Resa dei contiUnicredit, la Manodori rischia il posto nel cda

Lunedì prossimo la giornata decisiva per l’elezione del nuovo presidente e del board. La fondazione potrebbe essere costretta a lasciare il posto nel cda. Intanto il titolo sprofonda in borsa
Gianni Borghi (a sinistra) con l'ad di Unicredit Federico Ghizzoni

Ventotto milioni di euro. A conti fatti, tanto è costata alla Fondazione Manodori la partecipazione all’aumento di capitale di Unicredit e ora vede messo in discussione il posto nel consiglio di amministrazione della banca. E mentre in piazza Cordusio si litiga sulla nomina del successore di Dieter Rampl alla presidenza dell’istituto, il titolo a Piazza Affari da fine marzo ha ceduto oltre il 17% (da quota 4 euro a 3,3).

A piazza Cordusio l’aria è quella della resa dei conti e questa dovrebbe essere la settimana decisiva per l’elezione del nuovo presidente e il rinnovo del board. Sulla doppia partita la scorsa settimana si è tenuto un vertice a Milano tra le fondazioni azioniste di Unicredit (per la Manodori era presente il presidente Gianni Borghi) che si è concluso con un nulla di fatto: l’unica decisione è stata quella di rinviare tutto all’ultimo giorno utile, cioè lunedì prossimo. Per la successione di Rampl c’è una rosa di quattro nomi: l’ex presidente di Borsa italiana, Angelo Tantazzi, l’attuale, Massimo Tononi, l’ex presidente dell’Iri e dell’Eni, che attualmente ricopre la stessa carica in Atlantia e nel Credito Piemontese, Gian Maria Gros Pietro e l’outsider Giuseppe Vita, presidente di sorveglianza del colosso editoriale tedesco Axel Springer, già consigliere di varie società italiane oltre che presidente di Allianz in Italia, adesso anche nel consiglio d’amministrazione di Rcs.

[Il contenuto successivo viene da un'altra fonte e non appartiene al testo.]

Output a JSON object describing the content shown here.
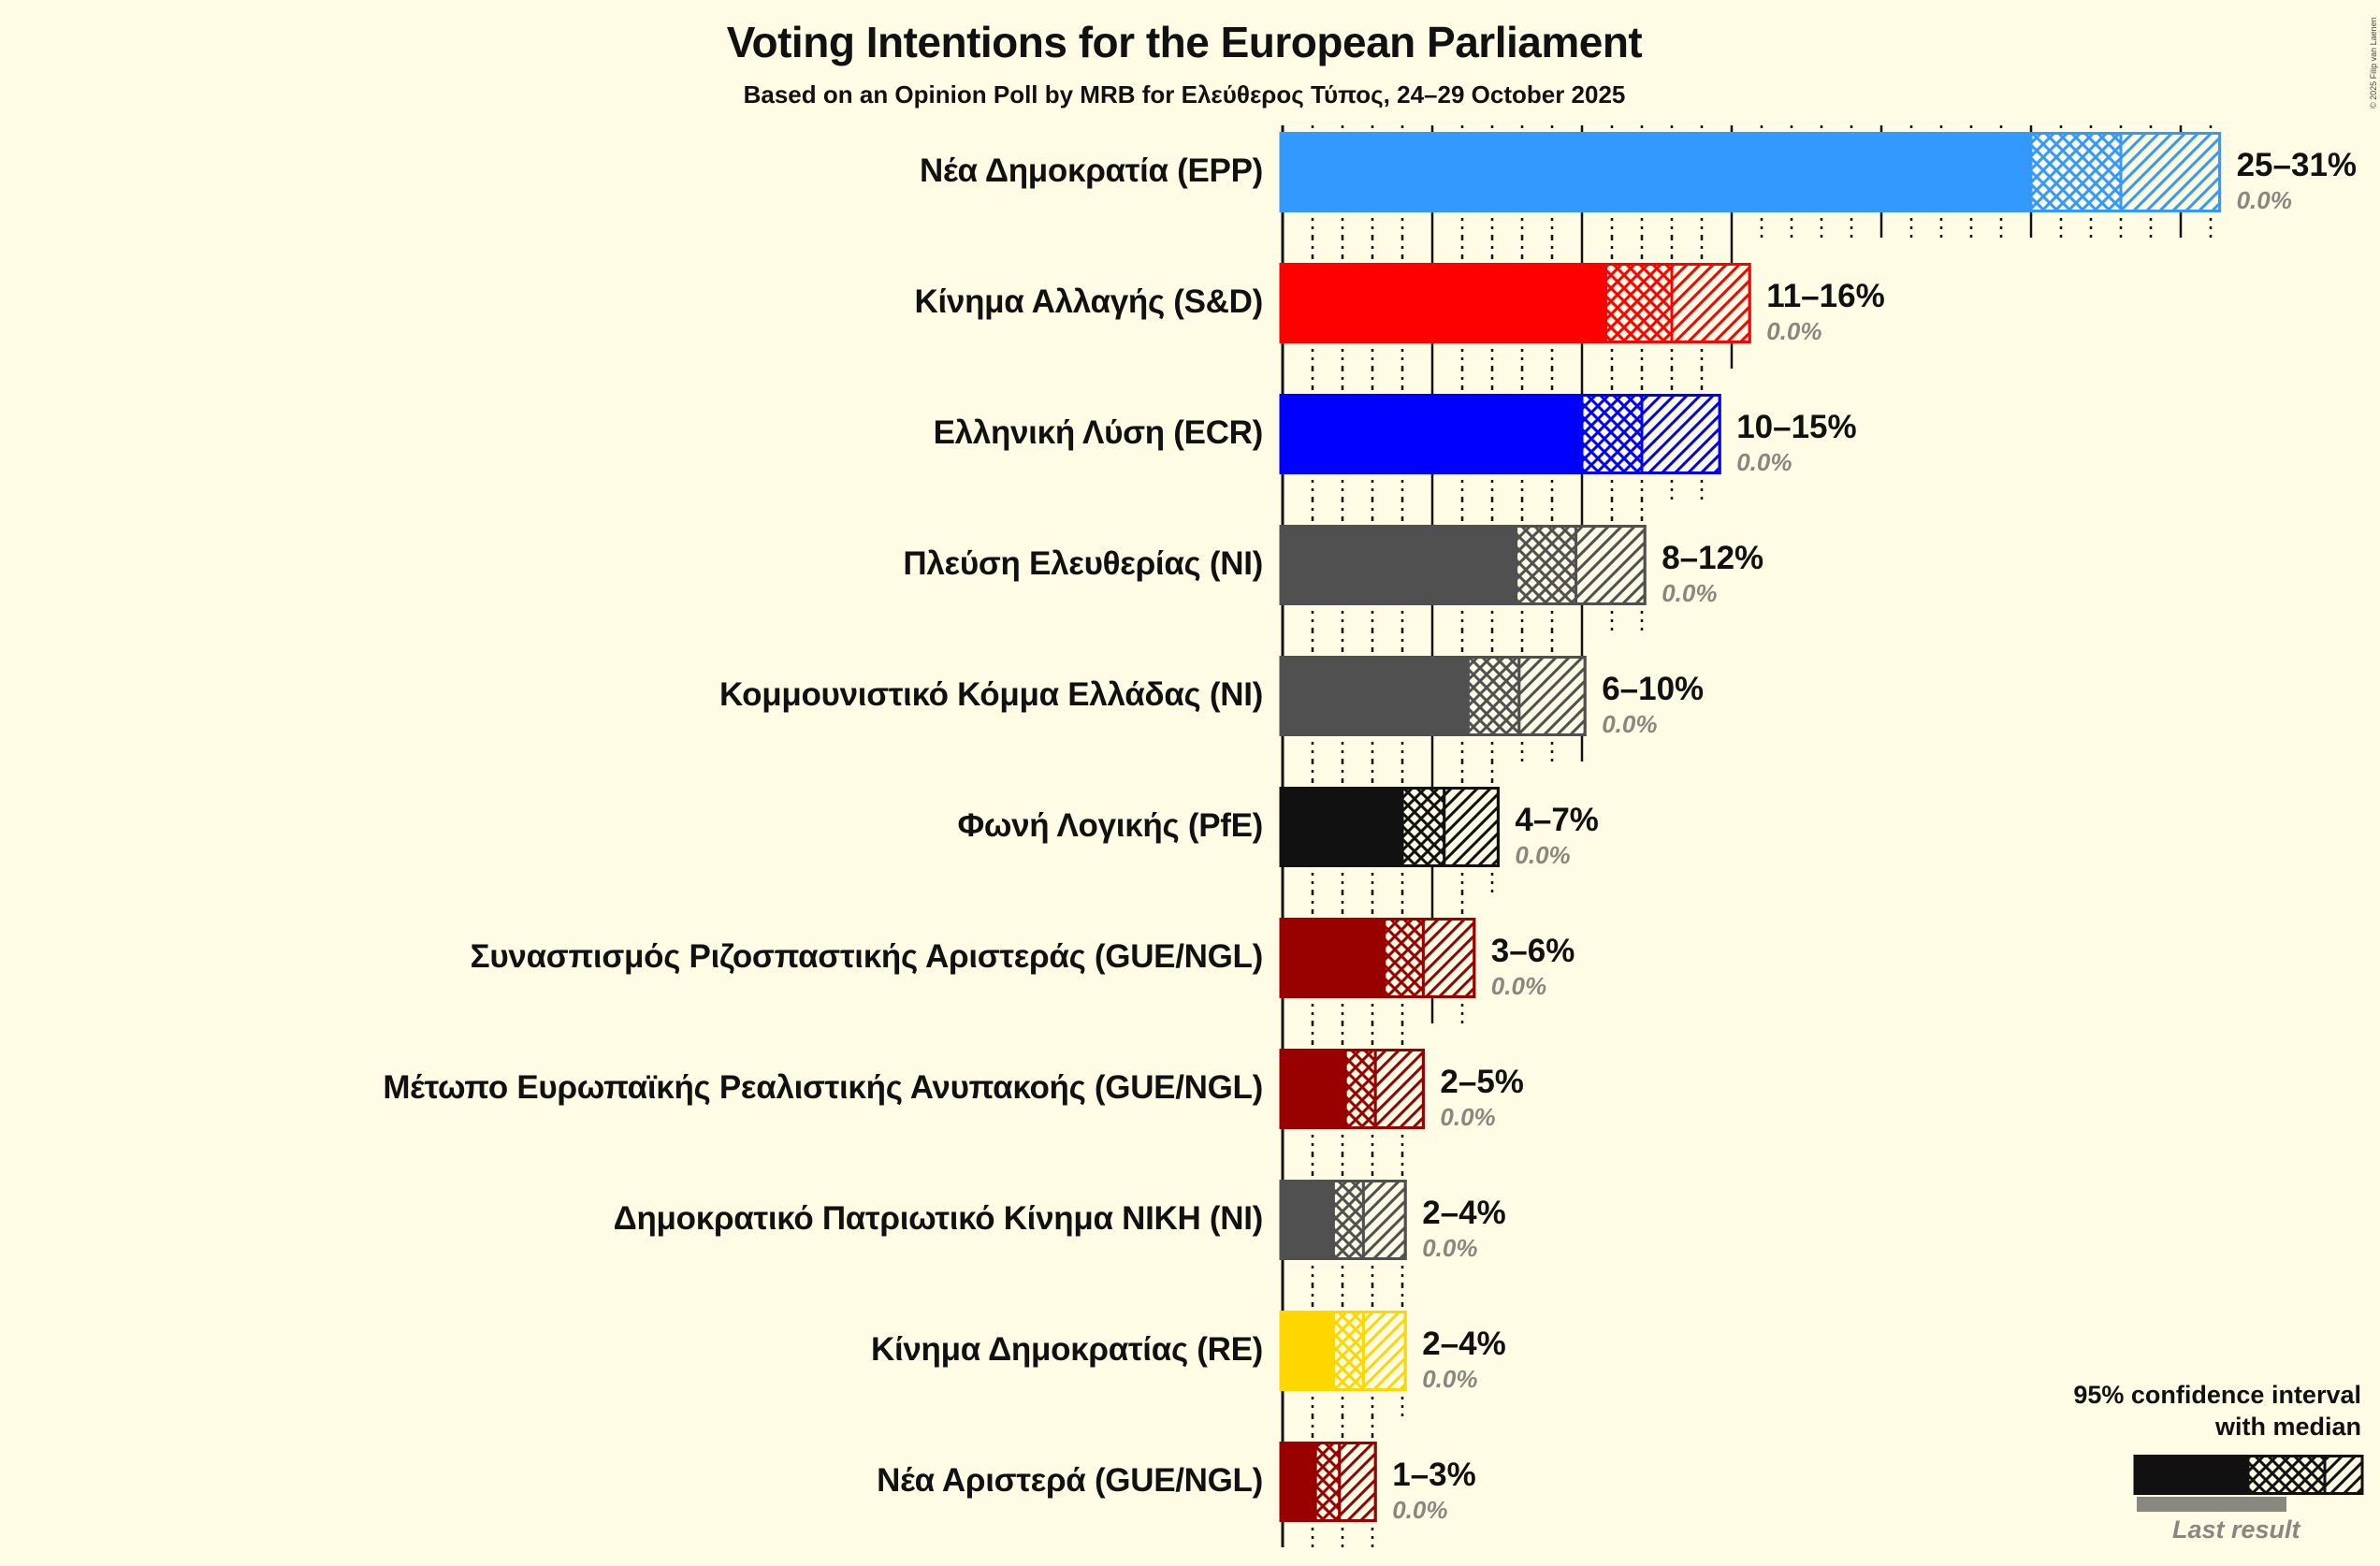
{
  "title": "Voting Intentions for the European Parliament",
  "subtitle": "Based on an Opinion Poll by MRB for Ελεύθερος Τύπος, 24–29 October 2025",
  "copyright": "© 2025 Filip van Laenen",
  "legend": {
    "title_line1": "95% confidence interval",
    "title_line2": "with median",
    "last_result": "Last result"
  },
  "colors": {
    "background": "#FFFCE6",
    "EPP": "#3399FF",
    "S&D": "#FF0000",
    "ECR": "#0000FF",
    "NI": "#505050",
    "PfE": "#111111",
    "GUE/NGL": "#990000",
    "RE": "#FFD700",
    "last_result": "#888880"
  },
  "chart_data": {
    "type": "bar",
    "orientation": "horizontal",
    "title": "Voting Intentions for the European Parliament",
    "subtitle": "Based on an Opinion Poll by MRB for Ελεύθερος Τύπος, 24–29 October 2025",
    "xlabel": "",
    "ylabel": "",
    "x_unit": "%",
    "grid": {
      "minor_step": 1,
      "major_step": 5,
      "minor_style": "dotted",
      "major_style": "solid"
    },
    "legend": "95% confidence interval with median; Last result",
    "categories": [
      "Νέα Δημοκρατία (EPP)",
      "Κίνημα Αλλαγής (S&D)",
      "Ελληνική Λύση (ECR)",
      "Πλεύση Ελευθερίας (NI)",
      "Κομμουνιστικό Κόμμα Ελλάδας (NI)",
      "Φωνή Λογικής (PfE)",
      "Συνασπισμός Ριζοσπαστικής Αριστεράς (GUE/NGL)",
      "Μέτωπο Ευρωπαϊκής Ρεαλιστικής Ανυπακοής (GUE/NGL)",
      "Δημοκρατικό Πατριωτικό Κίνημα ΝΙΚΗ (NI)",
      "Κίνημα Δημοκρατίας (RE)",
      "Νέα Αριστερά (GUE/NGL)"
    ],
    "series": [
      {
        "name": "ci_low",
        "values": [
          25.0,
          10.8,
          10.0,
          7.8,
          6.2,
          4.0,
          3.4,
          2.1,
          1.7,
          1.7,
          1.1
        ]
      },
      {
        "name": "median",
        "values": [
          28.0,
          13.0,
          12.0,
          9.8,
          7.9,
          5.4,
          4.7,
          3.1,
          2.7,
          2.7,
          1.9
        ]
      },
      {
        "name": "ci_high",
        "values": [
          31.3,
          15.6,
          14.6,
          12.1,
          10.1,
          7.2,
          6.4,
          4.7,
          4.1,
          4.1,
          3.1
        ]
      },
      {
        "name": "last_result",
        "values": [
          0,
          0,
          0,
          0,
          0,
          0,
          0,
          0,
          0,
          0,
          0
        ]
      }
    ],
    "rows": [
      {
        "name": "Νέα Δημοκρατία (EPP)",
        "group": "EPP",
        "color": "#3399FF",
        "low": 25.0,
        "median": 28.0,
        "high": 31.3,
        "range_label": "25–31%",
        "last_label": "0.0%"
      },
      {
        "name": "Κίνημα Αλλαγής (S&D)",
        "group": "S&D",
        "color": "#FF0000",
        "low": 10.8,
        "median": 13.0,
        "high": 15.6,
        "range_label": "11–16%",
        "last_label": "0.0%"
      },
      {
        "name": "Ελληνική Λύση (ECR)",
        "group": "ECR",
        "color": "#0000FF",
        "low": 10.0,
        "median": 12.0,
        "high": 14.6,
        "range_label": "10–15%",
        "last_label": "0.0%"
      },
      {
        "name": "Πλεύση Ελευθερίας (NI)",
        "group": "NI",
        "color": "#505050",
        "low": 7.8,
        "median": 9.8,
        "high": 12.1,
        "range_label": "8–12%",
        "last_label": "0.0%"
      },
      {
        "name": "Κομμουνιστικό Κόμμα Ελλάδας (NI)",
        "group": "NI",
        "color": "#505050",
        "low": 6.2,
        "median": 7.9,
        "high": 10.1,
        "range_label": "6–10%",
        "last_label": "0.0%"
      },
      {
        "name": "Φωνή Λογικής (PfE)",
        "group": "PfE",
        "color": "#111111",
        "low": 4.0,
        "median": 5.4,
        "high": 7.2,
        "range_label": "4–7%",
        "last_label": "0.0%"
      },
      {
        "name": "Συνασπισμός Ριζοσπαστικής Αριστεράς (GUE/NGL)",
        "group": "GUE/NGL",
        "color": "#990000",
        "low": 3.4,
        "median": 4.7,
        "high": 6.4,
        "range_label": "3–6%",
        "last_label": "0.0%"
      },
      {
        "name": "Μέτωπο Ευρωπαϊκής Ρεαλιστικής Ανυπακοής (GUE/NGL)",
        "group": "GUE/NGL",
        "color": "#990000",
        "low": 2.1,
        "median": 3.1,
        "high": 4.7,
        "range_label": "2–5%",
        "last_label": "0.0%"
      },
      {
        "name": "Δημοκρατικό Πατριωτικό Κίνημα ΝΙΚΗ (NI)",
        "group": "NI",
        "color": "#505050",
        "low": 1.7,
        "median": 2.7,
        "high": 4.1,
        "range_label": "2–4%",
        "last_label": "0.0%"
      },
      {
        "name": "Κίνημα Δημοκρατίας (RE)",
        "group": "RE",
        "color": "#FFD700",
        "low": 1.7,
        "median": 2.7,
        "high": 4.1,
        "range_label": "2–4%",
        "last_label": "0.0%"
      },
      {
        "name": "Νέα Αριστερά (GUE/NGL)",
        "group": "GUE/NGL",
        "color": "#990000",
        "low": 1.1,
        "median": 1.9,
        "high": 3.1,
        "range_label": "1–3%",
        "last_label": "0.0%"
      }
    ]
  }
}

Vista da Reggio, però, a preoccupare non è tanto il nome del nuovo presidente, quanto la rappresentanza nel consiglio di amministrazione che passerà dagli attuali 23 a 19 consiglieri. Gli azionisti privati italiani, fra i quali Maramotti, e stranieri sono intenzionati a fare sentire la loro voce e lo spazio per le fondazioni si è ridotto. A farne le spese nel cda potrebbero essere enti che hanno partecipato solo in parte all’aumento di capitale, ovvero la Manodori e la Bds. La Fondazione Banco di Sicilia sta però facendo resistenza e cercherà di fare valere il peso politico dal momento che la Regione Sicilia è azionista allo 0,3%. Insomma, se la trattativa non troverà uno sbocco la Fondazione Manodori potrebbe essere costretta a fare un passo indietro, nonostante i quasi 150 milioni investiti nella banca negli ultimi 5 anni.